Modern companies are no longer satisfied with simple reporting – they use explorative data analyzes (so-called “predictive analytics”) to gain more insight into the future behavior of their customers. The latest data mining research conducted by the BI analyst and consultancy firm mayato shows which tools are best used for this.
Data analysis as a CRM core task
In customer relationship management (CRM) the need for customer knowledge has always been great. Therefore, exploratory methods, which also allow predictions about future customer behavior based on existing business data, play an increasingly important role.
Unclear software market
Such information determines which existing customers are served at what cost, which potential customers are addressed in which form and which content, and which former customers are to be recovered in which way. Answering these questions is of strategic importance and affects the success of the entire company.
Data Mining Suites on the test
However, comprehensive information is required for the implementation of the three basic strategies of customer acquisition, connection and recovery, most of which can be obtained from internally existing data on customer history.
Test scenario Customer reactivation
Since these are mostly large data sets, in which the relevant information often hides in extensive "data noise", automated analysis tools are particularly in demand in this area.
The current market provides a wide range of data mining tools: there are currently over 150 different tools available for data analysis.
Depending on the focus, functionality and operating concept, they can be divided into different types: the typology ranges from analysis tools for special purposes ("data mining tools") to functionally broader data mining suites to business intelligence (BI) tools, which also increasingly provide data mining capabilities.
The classic Data Mining Suites are characterized by a comprehensive functionality, so they cover almost every analytical problem. These include forecasting methods such as the prediction of customer churning probability as well as association procedures for shopping cart analysis or segmentation procedures for the calculation of customer segments.
In addition, they provide support throughout the analysis process, for example through a variety of data exploration functions, data preprocessing, comparison of different data mining models, and graphical representation and export of results
Data Mining tools, on the other hand, are mostly specialized in specific business functions (such as controlling), application areas (for example, real-time analysis / real-time data mining), analysis cases (such as forecasting tasks) or a combination thereof. The software implementation of Self Acting Data Mining takes a special place in this category: this highly automated approach is largely without manual data preprocessing and parameterization.
The test field is composed of the following tools:
In the presented data mining study, the three market-leading suites of SAS, StatSoft and IBM SPSS are directly interlinked. Since the data to be analyzed are often kept in existing BI systems, it is also a good idea to carry out the actual data mining analyzes in this environment - in many cases, an attractive start, since no separate tool has to be procured and set up.
The best security-freeware
Wide range of functions and innovative operating concepts
To assess how a classical BI tool is compared to the established data mining suites, SAP BW Data Mining Workbench was included in the test field.
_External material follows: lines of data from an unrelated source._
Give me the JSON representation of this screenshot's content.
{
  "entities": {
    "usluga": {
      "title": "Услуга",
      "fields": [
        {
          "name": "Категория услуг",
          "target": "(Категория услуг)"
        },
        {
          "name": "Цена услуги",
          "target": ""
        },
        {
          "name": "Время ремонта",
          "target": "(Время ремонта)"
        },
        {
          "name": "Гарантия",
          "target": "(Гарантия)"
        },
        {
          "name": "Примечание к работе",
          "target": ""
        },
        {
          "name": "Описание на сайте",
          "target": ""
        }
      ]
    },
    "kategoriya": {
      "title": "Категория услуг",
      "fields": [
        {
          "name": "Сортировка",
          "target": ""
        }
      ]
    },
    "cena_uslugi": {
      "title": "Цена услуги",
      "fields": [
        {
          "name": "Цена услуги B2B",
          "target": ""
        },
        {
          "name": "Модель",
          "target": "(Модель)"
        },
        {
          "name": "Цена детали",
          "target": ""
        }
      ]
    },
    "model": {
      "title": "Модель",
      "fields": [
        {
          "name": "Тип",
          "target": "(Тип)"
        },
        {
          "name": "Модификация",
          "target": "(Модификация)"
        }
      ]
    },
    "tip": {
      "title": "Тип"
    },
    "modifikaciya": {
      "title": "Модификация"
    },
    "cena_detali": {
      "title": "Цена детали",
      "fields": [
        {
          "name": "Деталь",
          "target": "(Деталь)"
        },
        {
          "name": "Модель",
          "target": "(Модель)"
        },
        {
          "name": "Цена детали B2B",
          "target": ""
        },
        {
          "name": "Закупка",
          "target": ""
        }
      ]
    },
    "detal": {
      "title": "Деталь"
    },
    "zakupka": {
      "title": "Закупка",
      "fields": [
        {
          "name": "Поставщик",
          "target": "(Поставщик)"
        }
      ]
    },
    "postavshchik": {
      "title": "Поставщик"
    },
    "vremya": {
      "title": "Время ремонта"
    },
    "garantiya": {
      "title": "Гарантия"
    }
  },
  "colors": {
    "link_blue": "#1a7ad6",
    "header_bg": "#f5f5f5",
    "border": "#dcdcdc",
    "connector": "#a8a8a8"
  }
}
For the study, a practical analysis scenario for customer recovery was developed: A large online mail order company would like to encourage buyers, who do not follow a defined period after a defined period, to buy a new one through targeted actions. In this case, only the customers are to receive a shopping voucher, which is highly likely to assume that they would not have placed an order without this incentive.
Conclusion: Automation Accelerates Predictive Analytics
These customers should be predicted on the basis of the present customer history using a prediction model (churn prediction). In addition to established methods such as decision-making trees, new forecasting methods such as support vector machines (SVM) have been used and tested separately for their suitability and quality of forecast for each tested tool.
Based on the described scenario, the entire data mining process is read from the reading of the data through the data preprocessing up to the interpretation of the results. Such an elaborate test concept provides valuable practical facts and insights in a direct comparison, which are not derived from the product descriptions of the tool manufacturers. The installation and testing of each tool in the same, predefined system environment is also directly comparable.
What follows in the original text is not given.